Marc Andreessen has a brilliant analysis of the Facebook Platform. Here are my three cents concerning the business implications of Facebook applications:

  1. Ease of use: It’s amazingly easy to add applications with a single click, and like widgets, applications serve a single, non-ambiguous purpose. Q: What campaign initiatives might be communicated in such a compact, eye-candy fashion?
  2. Applications are intelligent: Because they have to be pre-approved by Facebook, my applications are linked to and have access (with my permission) to the information that I have previously shared. Q: How to build on this consumer behavioral data and design a targeted, personalized campaign?
  3. Naturally viral: I am cued to new applications that my friends have added thanks to updates from the News Feed. (Think of News Feed as a wire service for what my friends are up to.) In other words, applications come recommended by “word of mouth” as friends observe each other. Q: What’s a meaningful, mention-worthy application that makes the user look good (think ‘Live Strong’ bracelet) among friends?

Additionally, having likely learned from MySpace, Facebook has provided easy-to-use privacy settings for all applications.

Culturally-bound perspectives?

Wednesday, June 20th, 2007

Recently, a Danish Ph.D. student, Malene Charlotte Larsen, made a list of perspectives on youngster’s online social networking. The list is extensive and contains 35 perspectives all in all. The perspectives differ a lot from the materialistic perspective to the democratic perspective.

Below I have listed a few of them:

1. The Consumer Perspective
Social networking sites are money-making machines creating a need for added value among young people causing them to spend all their pocket money on extra features such as VIP profiles, widgets, gifts for friends and so on.

10. The Branding Perspective
Social networking sites are places where young people learn the mechanism of branding and learn to sell and brand themselves in a positive manner.

11. The Network Perspective
Social networking sites are places where young people learn the crucial importance of being able to network which they can benefit from in their future professional life.

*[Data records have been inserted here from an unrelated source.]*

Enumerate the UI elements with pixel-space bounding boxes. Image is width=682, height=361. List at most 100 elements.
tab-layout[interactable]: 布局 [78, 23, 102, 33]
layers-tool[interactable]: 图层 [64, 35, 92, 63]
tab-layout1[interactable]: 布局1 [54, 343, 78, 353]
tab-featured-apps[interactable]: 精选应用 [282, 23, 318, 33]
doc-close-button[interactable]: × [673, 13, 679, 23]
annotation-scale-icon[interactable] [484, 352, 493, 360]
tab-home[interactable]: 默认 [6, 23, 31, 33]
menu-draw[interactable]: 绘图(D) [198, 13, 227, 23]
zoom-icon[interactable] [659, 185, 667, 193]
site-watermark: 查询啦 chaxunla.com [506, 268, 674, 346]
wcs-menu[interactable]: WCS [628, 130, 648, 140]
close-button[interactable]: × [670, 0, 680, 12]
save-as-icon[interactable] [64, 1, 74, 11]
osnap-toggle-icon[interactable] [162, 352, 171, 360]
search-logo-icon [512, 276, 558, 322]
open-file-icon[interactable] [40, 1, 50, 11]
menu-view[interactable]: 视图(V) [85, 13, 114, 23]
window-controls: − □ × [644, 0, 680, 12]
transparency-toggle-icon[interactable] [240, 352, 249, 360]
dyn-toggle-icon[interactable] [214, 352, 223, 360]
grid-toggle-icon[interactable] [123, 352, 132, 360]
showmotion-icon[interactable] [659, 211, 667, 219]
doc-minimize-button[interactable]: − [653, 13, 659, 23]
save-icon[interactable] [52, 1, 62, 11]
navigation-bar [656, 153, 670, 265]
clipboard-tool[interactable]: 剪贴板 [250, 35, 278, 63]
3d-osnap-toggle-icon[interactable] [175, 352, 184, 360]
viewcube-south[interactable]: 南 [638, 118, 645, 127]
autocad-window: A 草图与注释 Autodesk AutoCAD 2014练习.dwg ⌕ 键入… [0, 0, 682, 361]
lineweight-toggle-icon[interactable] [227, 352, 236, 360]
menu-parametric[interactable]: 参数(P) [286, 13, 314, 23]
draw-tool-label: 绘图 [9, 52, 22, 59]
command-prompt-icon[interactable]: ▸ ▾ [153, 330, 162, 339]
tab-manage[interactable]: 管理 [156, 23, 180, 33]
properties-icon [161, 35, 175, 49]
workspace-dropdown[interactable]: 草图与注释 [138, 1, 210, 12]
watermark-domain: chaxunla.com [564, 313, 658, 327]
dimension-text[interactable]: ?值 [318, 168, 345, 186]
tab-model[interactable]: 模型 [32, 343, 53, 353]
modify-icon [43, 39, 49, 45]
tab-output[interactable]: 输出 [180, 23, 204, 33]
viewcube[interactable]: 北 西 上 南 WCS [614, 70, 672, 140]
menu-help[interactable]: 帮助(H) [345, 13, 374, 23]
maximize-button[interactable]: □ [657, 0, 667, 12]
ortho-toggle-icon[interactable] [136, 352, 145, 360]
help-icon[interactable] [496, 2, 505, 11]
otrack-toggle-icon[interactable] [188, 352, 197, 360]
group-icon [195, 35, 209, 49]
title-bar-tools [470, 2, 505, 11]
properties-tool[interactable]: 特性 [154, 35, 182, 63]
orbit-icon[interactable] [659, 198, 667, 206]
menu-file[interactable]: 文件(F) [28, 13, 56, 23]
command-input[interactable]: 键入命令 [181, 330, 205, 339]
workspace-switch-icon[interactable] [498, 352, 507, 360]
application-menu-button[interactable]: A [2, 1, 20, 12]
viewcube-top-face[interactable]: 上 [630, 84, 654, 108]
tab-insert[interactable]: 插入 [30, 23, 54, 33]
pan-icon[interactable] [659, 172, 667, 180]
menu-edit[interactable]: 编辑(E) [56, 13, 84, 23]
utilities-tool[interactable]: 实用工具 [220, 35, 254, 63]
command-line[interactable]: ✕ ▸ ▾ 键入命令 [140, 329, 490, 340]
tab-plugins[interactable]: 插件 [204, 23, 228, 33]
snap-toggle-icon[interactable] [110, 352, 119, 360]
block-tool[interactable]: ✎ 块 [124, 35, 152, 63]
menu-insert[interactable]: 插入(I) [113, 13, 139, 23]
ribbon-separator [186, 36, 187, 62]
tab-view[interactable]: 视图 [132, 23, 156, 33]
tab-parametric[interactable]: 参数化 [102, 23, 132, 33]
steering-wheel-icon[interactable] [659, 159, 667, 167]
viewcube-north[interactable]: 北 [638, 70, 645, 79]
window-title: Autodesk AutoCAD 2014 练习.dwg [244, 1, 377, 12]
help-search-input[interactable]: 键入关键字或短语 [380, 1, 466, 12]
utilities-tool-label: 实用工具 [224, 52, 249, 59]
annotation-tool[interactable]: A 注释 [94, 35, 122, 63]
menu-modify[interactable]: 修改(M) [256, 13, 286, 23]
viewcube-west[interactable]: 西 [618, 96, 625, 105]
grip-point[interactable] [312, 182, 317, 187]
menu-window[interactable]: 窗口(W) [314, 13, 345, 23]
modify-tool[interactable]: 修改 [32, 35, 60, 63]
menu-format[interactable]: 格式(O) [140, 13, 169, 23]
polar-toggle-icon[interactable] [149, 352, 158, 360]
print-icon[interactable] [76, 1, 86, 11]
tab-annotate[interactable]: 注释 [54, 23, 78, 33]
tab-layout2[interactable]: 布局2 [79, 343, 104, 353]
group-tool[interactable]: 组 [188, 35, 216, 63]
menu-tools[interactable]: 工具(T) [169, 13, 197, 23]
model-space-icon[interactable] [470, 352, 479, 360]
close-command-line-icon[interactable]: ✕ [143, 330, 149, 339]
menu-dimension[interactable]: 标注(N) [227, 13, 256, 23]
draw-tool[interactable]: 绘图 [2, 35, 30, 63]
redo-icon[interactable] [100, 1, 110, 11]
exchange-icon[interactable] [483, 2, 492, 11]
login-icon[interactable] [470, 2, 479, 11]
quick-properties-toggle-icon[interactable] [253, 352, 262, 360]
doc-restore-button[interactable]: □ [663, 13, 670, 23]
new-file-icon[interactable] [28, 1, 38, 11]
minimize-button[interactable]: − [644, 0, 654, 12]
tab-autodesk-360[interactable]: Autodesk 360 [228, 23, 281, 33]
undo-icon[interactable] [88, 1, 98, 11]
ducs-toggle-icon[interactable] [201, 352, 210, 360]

I like the idea of a list like this. I like (and dislike) a lot of the perspectives. Some of them are real and some are simply opinion. But I’m wondering - are they specifically Danish perspectives? Some of the perspectives are generic, but how about no. 21 The Time Consuming Perspectives or no. 22 The Anti-social Perspective? Are they culturally bound? Does an American and South African teenager or teenage parent share these perspectives?

I must admit that I don’t know the answer to this. But from a communication and marketing point-of-view, it would be valuable knowledge when determining target audience outreach.  With this knowledge viral campaigns and other forms of online communication could be optimized to fit the (global) market they are aiming for.

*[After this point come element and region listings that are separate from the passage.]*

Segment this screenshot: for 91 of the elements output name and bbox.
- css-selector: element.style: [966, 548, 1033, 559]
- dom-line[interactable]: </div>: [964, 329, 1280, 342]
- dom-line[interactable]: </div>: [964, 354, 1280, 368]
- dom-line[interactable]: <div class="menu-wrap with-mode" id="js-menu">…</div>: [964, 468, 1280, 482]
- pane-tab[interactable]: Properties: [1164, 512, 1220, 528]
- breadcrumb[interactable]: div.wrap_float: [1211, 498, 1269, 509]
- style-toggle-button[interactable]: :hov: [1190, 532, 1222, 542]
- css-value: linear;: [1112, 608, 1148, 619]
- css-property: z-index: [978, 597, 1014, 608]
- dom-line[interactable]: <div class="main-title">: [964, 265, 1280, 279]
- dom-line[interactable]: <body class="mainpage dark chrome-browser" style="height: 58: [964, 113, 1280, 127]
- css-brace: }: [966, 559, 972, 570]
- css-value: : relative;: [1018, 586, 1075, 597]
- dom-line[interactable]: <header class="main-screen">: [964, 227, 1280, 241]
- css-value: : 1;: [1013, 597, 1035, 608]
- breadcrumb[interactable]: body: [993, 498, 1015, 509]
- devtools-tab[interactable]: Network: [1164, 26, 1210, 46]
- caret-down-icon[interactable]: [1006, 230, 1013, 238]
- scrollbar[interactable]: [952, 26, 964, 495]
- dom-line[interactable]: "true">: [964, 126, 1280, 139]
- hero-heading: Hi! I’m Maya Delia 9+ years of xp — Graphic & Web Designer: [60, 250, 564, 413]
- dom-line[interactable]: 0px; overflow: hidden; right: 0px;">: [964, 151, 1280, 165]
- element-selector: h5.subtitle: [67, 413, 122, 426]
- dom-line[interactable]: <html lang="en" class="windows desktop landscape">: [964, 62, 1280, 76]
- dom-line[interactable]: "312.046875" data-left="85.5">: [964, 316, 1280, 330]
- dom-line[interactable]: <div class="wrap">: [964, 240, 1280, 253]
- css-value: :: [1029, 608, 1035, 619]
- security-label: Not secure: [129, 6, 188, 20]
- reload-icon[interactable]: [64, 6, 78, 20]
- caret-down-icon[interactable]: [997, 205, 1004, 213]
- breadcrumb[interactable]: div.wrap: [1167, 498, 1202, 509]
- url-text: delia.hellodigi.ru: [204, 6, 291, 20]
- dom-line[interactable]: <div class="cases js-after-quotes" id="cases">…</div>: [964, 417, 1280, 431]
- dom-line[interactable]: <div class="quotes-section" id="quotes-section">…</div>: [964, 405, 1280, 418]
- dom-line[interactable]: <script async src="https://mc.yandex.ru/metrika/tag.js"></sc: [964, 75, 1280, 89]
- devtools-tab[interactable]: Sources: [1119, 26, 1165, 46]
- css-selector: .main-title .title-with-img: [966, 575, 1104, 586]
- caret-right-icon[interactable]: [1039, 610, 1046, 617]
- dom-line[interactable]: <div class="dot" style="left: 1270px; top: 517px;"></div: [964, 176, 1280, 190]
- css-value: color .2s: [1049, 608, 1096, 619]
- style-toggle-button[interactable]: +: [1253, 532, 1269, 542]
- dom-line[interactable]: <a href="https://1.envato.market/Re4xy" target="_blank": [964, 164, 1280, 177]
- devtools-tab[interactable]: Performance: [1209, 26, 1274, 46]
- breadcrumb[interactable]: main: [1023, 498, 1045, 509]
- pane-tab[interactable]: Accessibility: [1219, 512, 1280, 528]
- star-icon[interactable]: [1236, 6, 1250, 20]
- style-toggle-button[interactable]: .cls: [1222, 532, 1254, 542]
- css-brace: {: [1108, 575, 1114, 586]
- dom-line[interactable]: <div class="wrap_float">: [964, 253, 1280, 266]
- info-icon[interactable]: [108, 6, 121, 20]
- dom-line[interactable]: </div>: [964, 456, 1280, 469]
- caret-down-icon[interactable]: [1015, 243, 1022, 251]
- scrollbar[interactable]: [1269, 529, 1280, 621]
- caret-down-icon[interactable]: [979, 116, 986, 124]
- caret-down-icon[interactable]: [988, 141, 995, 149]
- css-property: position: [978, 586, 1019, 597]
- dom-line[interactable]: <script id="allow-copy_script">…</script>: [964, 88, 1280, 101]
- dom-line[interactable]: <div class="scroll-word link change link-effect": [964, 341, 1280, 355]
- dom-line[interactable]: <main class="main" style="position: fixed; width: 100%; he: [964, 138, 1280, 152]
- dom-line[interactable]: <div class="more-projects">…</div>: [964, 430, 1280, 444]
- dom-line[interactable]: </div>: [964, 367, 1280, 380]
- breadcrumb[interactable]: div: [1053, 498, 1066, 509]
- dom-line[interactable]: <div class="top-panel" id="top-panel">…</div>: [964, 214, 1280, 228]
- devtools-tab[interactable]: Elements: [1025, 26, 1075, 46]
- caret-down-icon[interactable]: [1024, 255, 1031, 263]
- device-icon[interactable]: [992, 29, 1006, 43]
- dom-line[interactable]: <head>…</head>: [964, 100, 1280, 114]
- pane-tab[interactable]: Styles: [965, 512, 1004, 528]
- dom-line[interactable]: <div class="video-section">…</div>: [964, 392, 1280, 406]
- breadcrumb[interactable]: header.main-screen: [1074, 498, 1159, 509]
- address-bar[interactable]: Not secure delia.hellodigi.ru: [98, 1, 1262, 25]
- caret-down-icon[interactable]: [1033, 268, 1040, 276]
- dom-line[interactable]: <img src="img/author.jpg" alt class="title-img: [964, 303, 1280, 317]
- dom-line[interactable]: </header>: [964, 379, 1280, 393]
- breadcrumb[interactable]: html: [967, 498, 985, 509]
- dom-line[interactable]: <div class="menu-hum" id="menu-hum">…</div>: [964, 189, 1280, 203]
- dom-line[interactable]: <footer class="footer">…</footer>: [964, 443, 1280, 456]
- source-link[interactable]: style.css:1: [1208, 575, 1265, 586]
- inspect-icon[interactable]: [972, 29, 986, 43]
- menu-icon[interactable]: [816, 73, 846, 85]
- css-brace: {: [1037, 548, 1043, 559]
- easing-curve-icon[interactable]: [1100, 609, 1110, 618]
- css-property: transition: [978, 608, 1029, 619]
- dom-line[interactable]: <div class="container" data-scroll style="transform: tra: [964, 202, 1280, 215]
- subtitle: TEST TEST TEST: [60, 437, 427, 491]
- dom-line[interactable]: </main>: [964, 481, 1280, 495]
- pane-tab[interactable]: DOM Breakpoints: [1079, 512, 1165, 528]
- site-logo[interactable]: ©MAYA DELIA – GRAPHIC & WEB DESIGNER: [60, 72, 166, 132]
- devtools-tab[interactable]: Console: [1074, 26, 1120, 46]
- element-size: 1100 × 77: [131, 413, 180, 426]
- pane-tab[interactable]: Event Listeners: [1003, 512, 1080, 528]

And I’m sure that with so many social networking sites – there MUST be a lot more perspectives than only 35. When I know them, I’ll let you know. In the meantime, feel free to help.

Kristian Levring Madsen
GCI Mannov, Copenhagen

Skype your Mom for Free on Mother’s Day

Wednesday, May 9th, 2007

A shout out to Skype for a full day to make free global computer-to-landline calls on Mother’s Day, May 12.  If you’re in the U.S. or Canada, call your Mom for free between 5 a.m. EST on May 13 to 4:49 a.m. EST on May 14 for up to 200 minutes per computer.

The promotion is well covered by MacWorld, Gizmodo, Engadget, and The Boy Genius Report (a popular mobile blog).  But why only 6 diggs and no Techmeme mention (yet)?

It is true that no promotion can be made viral (people get to decide what is viral) but one can certainly make it easier to be viral: mention it on the Skype blog; offer a “e-mail this” button on the promotional page; conduct proactive outreach to international student networks on Facebook, travel blogs, foreign language sites and forums (based in the U.S. or Canada); and shoot a brief video touting the offer–if done “right,” users will share it.

The first two are low cost and shouldn’t break the bank.  Plus such a great Mother’s Day promotion ought to sell itself in terms of justifying marketing spend to promote the brands.  (Intel is a co-sponsor.)

Bonus factoid: Mother’s Day is not, as known in popular lore, invented by Hallmark.  Mother’s Day was a call by social activist Julia Ward Howe after the American Civil War to unite women against war.